I won’t be rushing out to get my daughters vaccinated [for cervical cancer], maybe that’s because I’m a cruel, callow, callous, heartless bastard but, look, I won’t be

 I think I would say to my daughters if they were to ask me this question… it [their virginity] is the greatest gift that you can give someone, the ultimate gift of giving and don’t give it to someone lightly, that’s what I would say. 

Asylum

These people aren’t so much seeking asylum, they’re seeking permanent residency. If they were happy with temporary protection visas, then they might be able to argue better that they were asylum seekers 

 Jesus knew that there was a place for everything and it’s not necessarily everyone’s place to come to Australia.

Youth

When you are challenging the young, they can come back at you with language of tremendous power and they are no respecters of sacred cows, you know, the young.

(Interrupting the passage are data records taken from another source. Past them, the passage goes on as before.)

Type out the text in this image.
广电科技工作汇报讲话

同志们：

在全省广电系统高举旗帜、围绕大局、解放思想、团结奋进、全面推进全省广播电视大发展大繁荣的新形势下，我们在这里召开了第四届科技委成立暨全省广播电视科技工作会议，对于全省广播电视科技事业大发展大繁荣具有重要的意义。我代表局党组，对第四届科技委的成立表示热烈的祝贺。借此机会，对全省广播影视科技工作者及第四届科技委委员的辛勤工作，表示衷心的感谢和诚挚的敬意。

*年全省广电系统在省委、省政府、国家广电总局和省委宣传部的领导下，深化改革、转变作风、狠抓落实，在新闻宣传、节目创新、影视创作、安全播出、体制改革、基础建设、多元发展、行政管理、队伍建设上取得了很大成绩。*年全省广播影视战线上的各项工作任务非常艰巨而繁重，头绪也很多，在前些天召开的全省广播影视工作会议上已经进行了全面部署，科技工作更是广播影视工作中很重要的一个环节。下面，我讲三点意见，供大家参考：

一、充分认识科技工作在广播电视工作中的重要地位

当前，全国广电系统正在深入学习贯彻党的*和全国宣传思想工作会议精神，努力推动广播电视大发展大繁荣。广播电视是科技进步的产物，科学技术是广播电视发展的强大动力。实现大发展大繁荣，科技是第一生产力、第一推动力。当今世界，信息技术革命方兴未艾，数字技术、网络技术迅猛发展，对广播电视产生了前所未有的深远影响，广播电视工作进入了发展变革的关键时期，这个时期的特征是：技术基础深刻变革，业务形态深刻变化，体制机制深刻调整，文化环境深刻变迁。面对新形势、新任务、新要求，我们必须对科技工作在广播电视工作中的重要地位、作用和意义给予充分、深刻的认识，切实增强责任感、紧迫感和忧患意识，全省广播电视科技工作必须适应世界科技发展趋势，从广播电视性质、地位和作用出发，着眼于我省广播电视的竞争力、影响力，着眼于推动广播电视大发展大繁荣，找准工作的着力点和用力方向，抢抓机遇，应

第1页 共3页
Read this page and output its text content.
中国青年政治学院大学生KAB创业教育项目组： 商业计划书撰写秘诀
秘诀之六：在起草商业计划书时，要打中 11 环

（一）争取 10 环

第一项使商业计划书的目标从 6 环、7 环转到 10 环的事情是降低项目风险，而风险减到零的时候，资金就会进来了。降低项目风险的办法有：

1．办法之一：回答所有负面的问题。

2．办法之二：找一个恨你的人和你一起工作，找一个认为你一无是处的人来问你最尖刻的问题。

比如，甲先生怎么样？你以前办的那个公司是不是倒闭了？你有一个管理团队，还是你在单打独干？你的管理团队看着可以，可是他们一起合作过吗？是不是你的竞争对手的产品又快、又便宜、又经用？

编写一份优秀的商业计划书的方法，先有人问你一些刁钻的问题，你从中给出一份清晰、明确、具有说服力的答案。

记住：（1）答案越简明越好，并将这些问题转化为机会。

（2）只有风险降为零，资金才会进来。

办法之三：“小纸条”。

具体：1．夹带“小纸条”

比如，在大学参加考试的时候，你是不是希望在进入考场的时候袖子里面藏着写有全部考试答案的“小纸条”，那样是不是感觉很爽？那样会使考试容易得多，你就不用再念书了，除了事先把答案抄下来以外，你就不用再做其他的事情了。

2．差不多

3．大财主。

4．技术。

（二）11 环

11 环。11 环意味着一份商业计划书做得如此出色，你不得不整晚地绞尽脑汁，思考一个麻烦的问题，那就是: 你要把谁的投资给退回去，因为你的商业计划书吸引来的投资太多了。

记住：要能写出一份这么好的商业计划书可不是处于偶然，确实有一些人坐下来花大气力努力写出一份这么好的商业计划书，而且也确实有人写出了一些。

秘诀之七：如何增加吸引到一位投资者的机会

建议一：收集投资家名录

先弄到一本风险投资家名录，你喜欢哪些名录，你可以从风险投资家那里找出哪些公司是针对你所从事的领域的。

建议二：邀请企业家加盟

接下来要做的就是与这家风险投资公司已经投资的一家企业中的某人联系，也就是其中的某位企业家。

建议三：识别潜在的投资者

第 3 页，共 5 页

There’s nothing politically correct about the average young Australian when it comes to use of language. 

MP’S 

I know politicians are going to be judged on everything they say but sometimes in the heat of discussion you go a little bit further than you would if it was an absolutely calm, considered, prepared, scripted remark. The statements that need to be taken absolutely as gospel truth are those carefully prepared scripted remarks.
 Work
 If we’re honest, most of us would accept that a bad boss is a little bit like a bad father or a bad husband. you find that he tends to do more good than harm. He might be a bad boss but at least he’s employing someone while he is in fact a boss. 
 Indigenous People
  Now, I know that there are some Aboriginal people who aren’t happy with Australia Day. For them it remains Invasion Day. I think a better view is the view of Noel Pearson, who has said that Aboriginal people have much to celebrate in this country’s British Heritage 
 There may not be a great job for [aboriginal people] but whatever there is, they just have to do it… And if it’s picking up rubbish around the community, it just has to be done.